Personal injury lawyers commonly are consulted by a potential client who has been seriously injured or who has suffered catastrophic injuries as the result of the breadth of negligent conduct, from an auto accident or bicycle or pedestrian or motorcycle accident to medical malpractice, a product defect, food poisoning, or a defect or failure to maintain commercial or residential premises.
While "liability" in some cases may be simple, such as the auto accident lawyers establishing through witness testimony that the defendant driver ran the red light, the presentation of the damage case in every serious injury case is complex. Specific injuries sustained in auto accidents or premises liability cases, such as traumatic brain injury (TBI) or spinal cord injuries resulting in paralysis, quadriplegia or paraplegia, and the resulting loss of enjoyment of life, can be as complex to present by personal injury lawyers as the evidence of Hemolytic Uremic Syndrome HUS in a food poisoning case, or cerebral palsy in an obstetrical medical malpractice case.
Furthermore, speaking again just in terms of the client's "general damages," the personal injury lawyers must use appropriate strategies to convey to the settlement judge or jury the life consequence of the serious injuries. Many personal injury attorneys refer to "general damages" as "pain and suffering," but often the most persuasive strategy can be framed in terms of "loss of enjoyment of life." One way that lawyers will present their clients general damages is by eliciting the testimony of the client, his family and friends, as well as photographs and home movies demonstrating all the activities that the client enjoyed most in his life before the accident, juxtaposed against a "Day in the Life" film, commissioned by the personal injury lawyer to demonstrate the courage of the seriously injured client as he confronts all of the obstacles and challenges presented by his daily life.
The personal injury lawyer must also present the client's "special damages" including his past and future medical expenses and past and future loss of earnings or earning capacity. Past medical expenses are often easy to prove, simply gathering and summing all medical bills accumulated from the date of the accident through the date of the settlement conference or trial. Future medical expenses are much more complicated for personal injury attorneys to present, usually requiring the testimony of a number of medical experts, a life care planner and a forensic economist. Very briefly, the life care planner consults with the treating and the medical experts hired by the serious injury attorneys to arrive at the client's life expectancy and itemize all of the medical expense, from additional surgeries to convalescent home or rehabilitation expense, to replacement prostheses or wheel chairs to medical supplies that the client will require over the course of his life expectancy. The personal injury lawyer will the present the "life care plan" to a forensic economist who will increase the individual costs over the time period using medical cost inflation statistics and then reduce the total to present value.

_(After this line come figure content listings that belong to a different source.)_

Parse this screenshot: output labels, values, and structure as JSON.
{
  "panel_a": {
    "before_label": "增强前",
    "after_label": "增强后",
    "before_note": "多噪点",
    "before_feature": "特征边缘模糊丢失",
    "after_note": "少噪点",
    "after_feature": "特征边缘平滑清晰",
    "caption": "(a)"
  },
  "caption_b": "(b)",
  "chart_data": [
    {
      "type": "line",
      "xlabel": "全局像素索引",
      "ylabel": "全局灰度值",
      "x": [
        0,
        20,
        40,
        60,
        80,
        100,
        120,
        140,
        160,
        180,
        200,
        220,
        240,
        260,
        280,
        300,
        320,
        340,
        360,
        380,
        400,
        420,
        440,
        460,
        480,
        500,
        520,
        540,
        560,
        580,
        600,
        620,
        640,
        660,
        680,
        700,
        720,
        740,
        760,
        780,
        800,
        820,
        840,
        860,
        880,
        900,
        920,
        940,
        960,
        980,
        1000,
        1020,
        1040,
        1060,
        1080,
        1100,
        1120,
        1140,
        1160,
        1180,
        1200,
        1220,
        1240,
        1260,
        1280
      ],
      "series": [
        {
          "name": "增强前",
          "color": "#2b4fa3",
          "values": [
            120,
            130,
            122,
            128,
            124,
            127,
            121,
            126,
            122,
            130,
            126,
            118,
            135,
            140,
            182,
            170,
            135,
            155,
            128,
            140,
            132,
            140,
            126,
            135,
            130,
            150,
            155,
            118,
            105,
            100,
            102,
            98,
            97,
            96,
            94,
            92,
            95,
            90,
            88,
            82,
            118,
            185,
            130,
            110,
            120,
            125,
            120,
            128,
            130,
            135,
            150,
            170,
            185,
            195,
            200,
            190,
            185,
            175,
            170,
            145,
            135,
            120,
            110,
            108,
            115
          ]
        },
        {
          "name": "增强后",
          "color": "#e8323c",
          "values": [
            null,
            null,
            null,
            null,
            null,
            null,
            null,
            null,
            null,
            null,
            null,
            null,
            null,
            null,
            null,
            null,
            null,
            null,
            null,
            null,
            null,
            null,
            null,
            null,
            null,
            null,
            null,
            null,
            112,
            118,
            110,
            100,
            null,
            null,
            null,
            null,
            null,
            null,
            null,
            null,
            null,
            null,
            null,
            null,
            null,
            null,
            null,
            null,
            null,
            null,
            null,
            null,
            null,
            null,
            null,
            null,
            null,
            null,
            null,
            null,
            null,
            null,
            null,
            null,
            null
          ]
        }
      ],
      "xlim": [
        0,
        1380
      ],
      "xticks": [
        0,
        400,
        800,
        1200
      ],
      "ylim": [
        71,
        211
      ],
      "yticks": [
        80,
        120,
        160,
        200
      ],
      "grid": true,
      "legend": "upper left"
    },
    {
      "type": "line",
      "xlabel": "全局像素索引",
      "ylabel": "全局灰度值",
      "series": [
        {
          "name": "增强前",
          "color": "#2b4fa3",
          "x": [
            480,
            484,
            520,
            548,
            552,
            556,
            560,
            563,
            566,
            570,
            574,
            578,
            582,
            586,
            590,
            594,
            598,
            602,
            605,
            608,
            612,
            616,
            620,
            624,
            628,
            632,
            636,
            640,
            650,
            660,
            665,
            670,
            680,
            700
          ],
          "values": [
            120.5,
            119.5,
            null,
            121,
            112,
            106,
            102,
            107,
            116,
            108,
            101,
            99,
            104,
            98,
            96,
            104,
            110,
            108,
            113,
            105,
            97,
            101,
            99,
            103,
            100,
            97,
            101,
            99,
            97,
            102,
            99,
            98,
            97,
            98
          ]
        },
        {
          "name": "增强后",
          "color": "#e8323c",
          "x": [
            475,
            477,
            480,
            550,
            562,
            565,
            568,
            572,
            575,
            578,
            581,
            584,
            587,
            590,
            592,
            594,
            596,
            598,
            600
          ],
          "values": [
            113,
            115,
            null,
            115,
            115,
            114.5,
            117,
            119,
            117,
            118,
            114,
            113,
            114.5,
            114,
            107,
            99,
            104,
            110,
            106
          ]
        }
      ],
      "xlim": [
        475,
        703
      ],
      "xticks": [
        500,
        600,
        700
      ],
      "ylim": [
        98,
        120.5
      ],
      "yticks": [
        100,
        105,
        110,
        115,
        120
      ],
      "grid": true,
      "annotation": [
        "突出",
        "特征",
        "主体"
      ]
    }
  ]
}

In the simplest of cases, involving the hourly wage earner, for example, the measure of past loss of earnings might be relatively easy to calculate, but the measure of future loss of earning is always complex. Again it requires the personal injury lawyer to engage a number of experts, including medical experts, and most importantly a "vocational rehabilitation expert" and forensic economist. The measure of future loss of earnings or earning capacity is the "net" loss, and so the vocational rehabilitation expert generally meets with the client, speaks with the clients physicians and the medical experts selected by the serious injury lawyer, reviews the clients transcripts from the schooling or advanced education he has received, and then provides a report to the lawyer describing the occupations for which the client is, subsequent to the accident, is disqualified to participate in, and the occupations for which he remains qualified. Depending on the client's injury, there may also be a substantial difference between the client's "work life expectancy" before and after the accident. The serious injury lawyers then provide the vocational rehabilitation experts report to the forensic economist, who in turn employs wage rate increase statistics, for the client's occupation before the accident, and in those industries for which he is still qualified to be employed, if any, and applies general inflation statistics to the gross total loss of future earnings to discount to present value.
Please understand that above our California personal injury lawyers have discussed only the "simplest case" of the hourly wage earner. Presenting future loss earnings, for example, can be much more complicated, for example, in cases in which the client was a business owner. For a more complete discussion of the presentation of damages in serious injury cases, you are invited to consider How Serious Injury Lawyers President Damages in Catastrophic Injury Cases In that article we go into much more depth in explaining how serious injury attorneys present general damages and special damages, including in particular, future medical expenses and future loss of earnings.
It is a challenge for personal injury lawyers to properly and adequately present the damage case of the seriously injury client. It is a challenge that must be accepted by attorneys who regularly prosecute complex cases, such as medical malpractice, food poisoning or pharmaceutical product liability cases, as well as auto accident lawyers and premises liability attorneys alike. The special damage issues, which are the commonly the most complex, are the regardless whether the underlying liability is a simple auto accident or complex medical malpractice case. And the damage case requires equal attention, regardless of the underlying liability, by the personal injury lawyer who undertakes any serious injury case.